Randy,
The question of how far should the shutdown track extend has changed with the advent of "keep alives". For small layouts, I think snjroy has the right idea, shut the whole layout off. However, for large layouts great care needs to be taken, as with the keep alive a loco can cover a lot of distance before it comes to a hault. Since I frequently see 100 car trains running on modular club layouts with multiple tracks, at train shows. I would think the wiring would be a nightmare to do. Not sure just how one would do it, but I think some sort of block to come up and block the track, firm enough to hold the approaching train.
Sounds like a new project for some of our mechanical engineers.
Anybody got any ideas?
Goos luck,
Richard
As for the electrical interlocking of the lift out, for me it is simple. As a DC operator, the entire block on either side is dead if the section is out. Those blocks are longer than any normally operated train. So it would be hard to even back a train off the edge......
Sheldon
A fold-up will automatically block one side of the gap, and I suppose it wouldn't be too hard to have some sort of block, perhaps not automatic, for the other side as well.
How many of your engines have keep-alive circuits? And are these big engines that handle large trains? Personally, I wouldn't bother with a keep-alive on anything bigger than a tank engine or a trolley.
But you're right. Keep-alives add another complication to a dead track to protect a sometimes-gap.
It takes an iron man to play with a toy iron horse.
I have a simple rule with keep alives - I don't use them. No need to. I've never had any issues with locos stalling , even at speed step 1 over turnouts or anywhere else.
Since I use Loksound for all my sound decoders, if I DO need a keep alive, it will be the 3 wire type. Why? Because the 3 wire type can be programmed to provide keep alive for a set amount of time instead of "as long as the capacitor has charge in it"/ I have one loco with a keep alive, it came that way from the factory. I can pick it up and it runs across my desk and almost goes off the edge - I pick it up and place it back on the desk and it will run off the edge a second time if I don;t catch it. That's ridiculous. You would NEVER EVER need keep alive for that much time. The idea is to get across a short dead section, or an unpowered frog - a second or two is MORE than enough time.

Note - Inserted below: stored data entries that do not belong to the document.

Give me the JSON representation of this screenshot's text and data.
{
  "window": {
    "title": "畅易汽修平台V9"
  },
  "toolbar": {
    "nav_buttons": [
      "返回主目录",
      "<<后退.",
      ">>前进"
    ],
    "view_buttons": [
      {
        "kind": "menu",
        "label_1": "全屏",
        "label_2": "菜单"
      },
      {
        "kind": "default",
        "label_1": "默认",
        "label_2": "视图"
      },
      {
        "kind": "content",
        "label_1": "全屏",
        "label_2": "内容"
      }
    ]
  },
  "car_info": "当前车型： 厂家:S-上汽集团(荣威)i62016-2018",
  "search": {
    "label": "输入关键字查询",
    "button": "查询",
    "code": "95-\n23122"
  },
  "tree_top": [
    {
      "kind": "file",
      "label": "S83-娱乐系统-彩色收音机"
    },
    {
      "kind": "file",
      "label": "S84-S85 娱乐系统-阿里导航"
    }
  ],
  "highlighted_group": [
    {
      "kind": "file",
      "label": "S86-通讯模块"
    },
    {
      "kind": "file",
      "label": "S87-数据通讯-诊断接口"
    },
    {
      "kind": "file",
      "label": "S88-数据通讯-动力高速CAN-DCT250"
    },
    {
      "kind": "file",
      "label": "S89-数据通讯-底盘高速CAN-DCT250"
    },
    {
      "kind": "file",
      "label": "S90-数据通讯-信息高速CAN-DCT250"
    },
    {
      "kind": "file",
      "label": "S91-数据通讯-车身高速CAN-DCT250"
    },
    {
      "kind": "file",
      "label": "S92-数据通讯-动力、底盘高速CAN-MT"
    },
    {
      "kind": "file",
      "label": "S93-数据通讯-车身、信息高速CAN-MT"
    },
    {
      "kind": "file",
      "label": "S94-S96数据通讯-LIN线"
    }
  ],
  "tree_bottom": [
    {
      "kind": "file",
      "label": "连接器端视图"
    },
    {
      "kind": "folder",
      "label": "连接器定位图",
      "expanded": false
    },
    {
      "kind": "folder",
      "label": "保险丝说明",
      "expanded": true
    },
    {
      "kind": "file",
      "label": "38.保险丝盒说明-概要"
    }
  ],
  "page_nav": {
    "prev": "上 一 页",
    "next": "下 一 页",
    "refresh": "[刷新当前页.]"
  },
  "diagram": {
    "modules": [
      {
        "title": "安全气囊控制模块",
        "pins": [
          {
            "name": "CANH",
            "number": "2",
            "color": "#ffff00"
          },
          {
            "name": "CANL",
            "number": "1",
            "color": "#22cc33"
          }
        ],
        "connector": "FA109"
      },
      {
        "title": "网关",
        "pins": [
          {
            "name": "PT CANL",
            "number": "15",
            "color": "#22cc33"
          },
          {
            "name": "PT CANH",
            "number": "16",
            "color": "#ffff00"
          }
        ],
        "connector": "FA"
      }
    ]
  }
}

The only other option is, instead of having the bridge being up cutting power, instead it cuts in a circuit that generates a DCC broadcast stop command - that way even a loco with a keep alive will get a stop signal, not loss of power, so it will stop. Momentum might still defeat you, if turned up. Plus this needs to be truly isolated - double gaps are not enough, as metal wheels or an all wheel pickup loco would bridge the gaps and link the main DCC system to the stop generator - perhaps frying something.
--Randy
Modeling the Reading Railroad in the 1950's
Visit my web site at www.readingeastpenn.com for construction updates, DCC Info, and more.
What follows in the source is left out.